POLITICO reported last week that China offered to purchase a modest amount of U.S. commodities if Trump eases restrictions on the blacklisted Chinese tech firm Huawei and postpones another round of escalating tariffs set for Oct. 1.

Beijing is preparing to make good on that offer, per our partners at the South China Morning Post. A source familiar with the situation said staffers were discussing the text of a deal that would be reviewed when Chinese Vice-Premier Liu He meets Mnuchin and U.S. Trade Representative Robert Lighthizer in Washington next month.

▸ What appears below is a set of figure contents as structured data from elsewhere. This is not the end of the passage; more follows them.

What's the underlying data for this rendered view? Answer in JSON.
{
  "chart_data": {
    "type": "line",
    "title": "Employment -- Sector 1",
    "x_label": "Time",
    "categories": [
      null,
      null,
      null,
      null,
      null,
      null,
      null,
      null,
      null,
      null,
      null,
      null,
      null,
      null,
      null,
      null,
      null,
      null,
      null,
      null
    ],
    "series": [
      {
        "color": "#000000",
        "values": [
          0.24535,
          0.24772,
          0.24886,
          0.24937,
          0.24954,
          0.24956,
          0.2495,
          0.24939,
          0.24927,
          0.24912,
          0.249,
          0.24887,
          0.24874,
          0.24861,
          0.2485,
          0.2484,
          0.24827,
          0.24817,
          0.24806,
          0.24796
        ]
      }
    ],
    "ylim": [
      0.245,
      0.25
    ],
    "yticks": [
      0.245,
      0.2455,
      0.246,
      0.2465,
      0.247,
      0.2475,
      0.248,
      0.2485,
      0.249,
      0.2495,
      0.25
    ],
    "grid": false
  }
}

All about ag: Trump has desperately pushed Beijing to ramp up its purchases of U.S. farm goods. In recent months, agriculture has drawn much of the public attention in the negotiations — even though bigger structural issues like forced technology transfers and intellectual property protections were at the heart of the impasse that led talks to fall apart in May.

"Everyone knows that there is little trust on either side, and deals over soybeans won't change that," said Scott Kennedy, senior adviser with the Center for Strategic and International Studies.

China is facing its own domestic agriculture problems: With African swine fever wiping out millions of Chinese hogs, officials are scrambling to get a handle on soaring pork prices, which have weighed on the world's second-largest economy. Pork prices were almost 50 percent higher in August than compared to a year earlier.

Hog farming is a major national industry, with pigmeat a staple of Chinese cuisine. The issue has even eclipsed the trade war in Chinese media coverage, the SCMP reports.